Viviane Quirke has been researching and teaching at Oxford Brookes University since 2001. She had previously been a Research Associate on a Wellcome Trust Pilot Project at the Royal Institution in London. Her work has been supported by the Wellcome Trust, the European Science Foundation, the Chemical Heritage Foundation, and the British Council in partnership with the French Ministry of Foreign Affairs, among others. She was educated at the University of Paris X and at Oxford University, where she completed her D.Phil. in Modern History in 2000.
History of science, technology and medicine in Britain, France and the USA in the late-nineteenth and twentieth centuries, with a special focus on the history of biomedicine, drug therapies and the pharmaceutical industry.
Her current research areas are:
The history of pharmaceutical R&D, focusing on the history of drug treatments for chronic diseases and the impact of drug safety regulation.
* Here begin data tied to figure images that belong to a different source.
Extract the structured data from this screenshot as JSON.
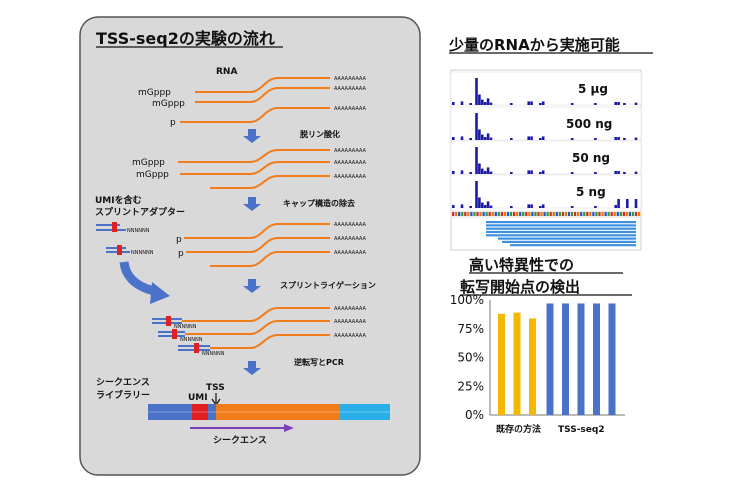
{
  "diagram": {
    "title": "TSS-seq2の実験の流れ",
    "rna_label": "RNA",
    "cap_labels": [
      "mGppp",
      "mGppp",
      "p"
    ],
    "polya": "AAAAAAAAA",
    "step1": "脱リン酸化",
    "cap_labels_2": [
      "mGppp",
      "mGppp"
    ],
    "umi_label": [
      "UMIを含む",
      "スプリントアダプター"
    ],
    "nnn": "NNNNNN",
    "step2": "キャップ構造の除去",
    "p_labels": [
      "p",
      "p"
    ],
    "step3": "スプリントライゲーション",
    "step4": "逆転写とPCR",
    "library_label": [
      "シークエンス",
      "ライブラリー"
    ],
    "umi": "UMI",
    "tss": "TSS",
    "sequence": "シークエンス"
  },
  "coverage": {
    "title": "少量のRNAから実施可能",
    "tracks": [
      {
        "label": "5 μg"
      },
      {
        "label": "500 ng"
      },
      {
        "label": "50 ng"
      },
      {
        "label": "5 ng"
      }
    ],
    "colors": {
      "bar": "#1a1aa6",
      "read": "#3d8fe0"
    }
  },
  "chart_data": {
    "type": "bar",
    "title": "高い特異性での転写開始点の検出",
    "title_lines": [
      "高い特異性での",
      "転写開始点の検出"
    ],
    "groups": [
      {
        "name": "既存の方法",
        "values": [
          88,
          89,
          84
        ],
        "color": "#f5b800"
      },
      {
        "name": "TSS-seq2",
        "values": [
          97,
          97,
          97,
          97,
          97
        ],
        "color": "#4a72c8"
      }
    ],
    "ylim": [
      0,
      100
    ],
    "yticks": [
      "0%",
      "25%",
      "50%",
      "75%",
      "100%"
    ],
    "grid": false
  }
}
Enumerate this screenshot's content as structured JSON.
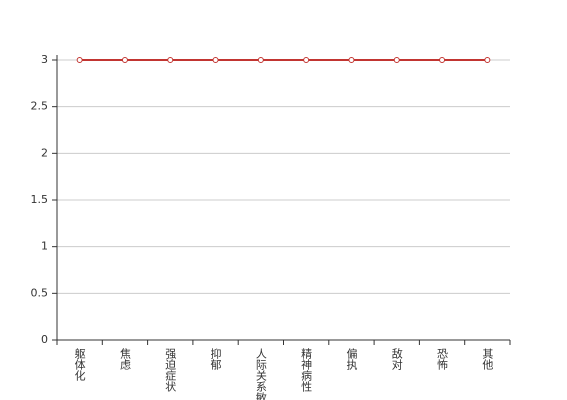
{
  "chart_data": {
    "type": "line",
    "categories": [
      "躯体化",
      "焦虑",
      "强迫症状",
      "抑郁",
      "人际关系敏感",
      "精神病性",
      "偏执",
      "敌对",
      "恐怖",
      "其他"
    ],
    "values": [
      3,
      3,
      3,
      3,
      3,
      3,
      3,
      3,
      3,
      3
    ],
    "color": "#c23531",
    "ylim": [
      0,
      3
    ],
    "yticks": [
      0,
      0.5,
      1,
      1.5,
      2,
      2.5,
      3
    ],
    "grid": true
  }
}
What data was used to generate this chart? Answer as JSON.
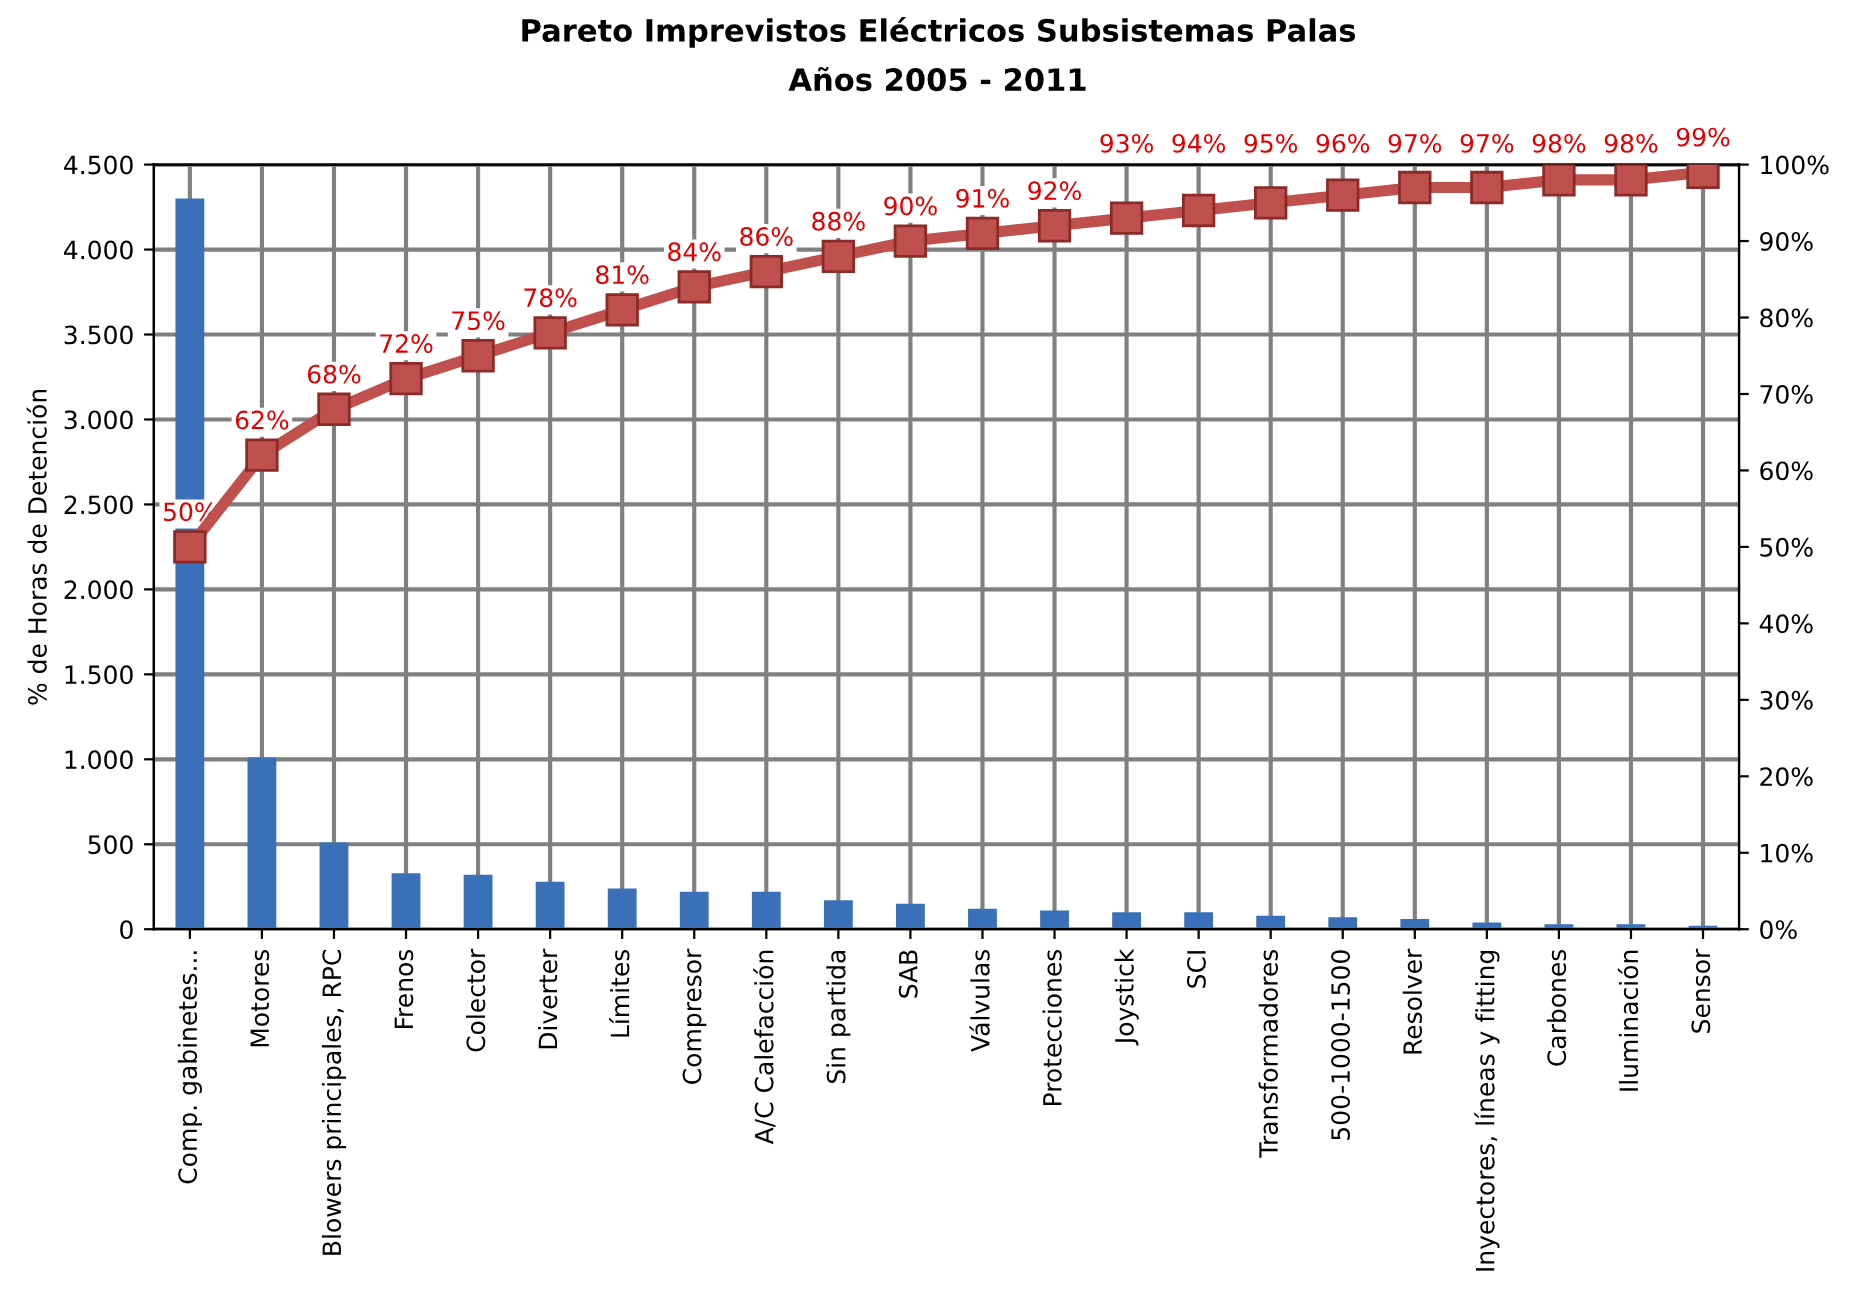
{
  "chart_data": {
    "type": "bar",
    "title": "Pareto Imprevistos Eléctricos Subsistemas Palas",
    "subtitle": "Años 2005 - 2011",
    "ylabel": "% de Horas de Detención",
    "categories": [
      "Comp. gabinetes...",
      "Motores",
      "Blowers principales, RPC",
      "Frenos",
      "Colector",
      "Diverter",
      "Límites",
      "Compresor",
      "A/C Calefacción",
      "Sin partida",
      "SAB",
      "Válvulas",
      "Protecciones",
      "Joystick",
      "SCI",
      "Transformadores",
      "500-1000-1500",
      "Resolver",
      "Inyectores, líneas y fitting",
      "Carbones",
      "Iluminación",
      "Sensor"
    ],
    "series": [
      {
        "color": "#3a70b8",
        "values": [
          4300,
          1010,
          510,
          330,
          320,
          280,
          240,
          220,
          220,
          170,
          150,
          120,
          110,
          100,
          100,
          80,
          70,
          60,
          40,
          30,
          30,
          20
        ]
      },
      {
        "type": "line",
        "axis": "y2",
        "color": "#c0504d",
        "marker": "square",
        "line_style": "solid",
        "values": [
          50,
          62,
          68,
          72,
          75,
          78,
          81,
          84,
          86,
          88,
          90,
          91,
          92,
          93,
          94,
          95,
          96,
          97,
          97,
          98,
          98,
          99
        ],
        "value_labels": [
          "50%",
          "62%",
          "68%",
          "72%",
          "75%",
          "78%",
          "81%",
          "84%",
          "86%",
          "88%",
          "90%",
          "91%",
          "92%",
          "93%",
          "94%",
          "95%",
          "96%",
          "97%",
          "97%",
          "98%",
          "98%",
          "99%"
        ]
      }
    ],
    "ylim": [
      0,
      4500
    ],
    "yticks": [
      {
        "value": 0,
        "label": "0"
      },
      {
        "value": 500,
        "label": "500"
      },
      {
        "value": 1000,
        "label": "1.000"
      },
      {
        "value": 1500,
        "label": "1.500"
      },
      {
        "value": 2000,
        "label": "2.000"
      },
      {
        "value": 2500,
        "label": "2.500"
      },
      {
        "value": 3000,
        "label": "3.000"
      },
      {
        "value": 3500,
        "label": "3.500"
      },
      {
        "value": 4000,
        "label": "4.000"
      },
      {
        "value": 4500,
        "label": "4.500"
      }
    ],
    "y2lim": [
      0,
      100
    ],
    "y2ticks": [
      {
        "value": 0,
        "label": "0%"
      },
      {
        "value": 10,
        "label": "10%"
      },
      {
        "value": 20,
        "label": "20%"
      },
      {
        "value": 30,
        "label": "30%"
      },
      {
        "value": 40,
        "label": "40%"
      },
      {
        "value": 50,
        "label": "50%"
      },
      {
        "value": 60,
        "label": "60%"
      },
      {
        "value": 70,
        "label": "70%"
      },
      {
        "value": 80,
        "label": "80%"
      },
      {
        "value": 90,
        "label": "90%"
      },
      {
        "value": 100,
        "label": "100%"
      }
    ],
    "grid": true,
    "legend": false
  }
}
The history of cancer chemotherapy, from the perspective of the patients who have experienced it as well as the scientists and clinicians responsible for its development.
The material culture of biomedicine, from bench, to bedside, and public engagement.
Dr Quirke was a co-applicant on a Wellcome Trust Strategic Award on 'Healthcare in Public and Private' (2007-2012), and was co-investigator on a Wellcome Trust Programme Grant on 'Subjects' Narratives of Medical Research in Europe' (09568/Z/11/A). More recently she was awarded a grant from the Scientific Instrument Society for a study entitled: 'From Pharmaceutical Innovation to Public Engagement: Stephen Carter and the Micrarium in Buxton'.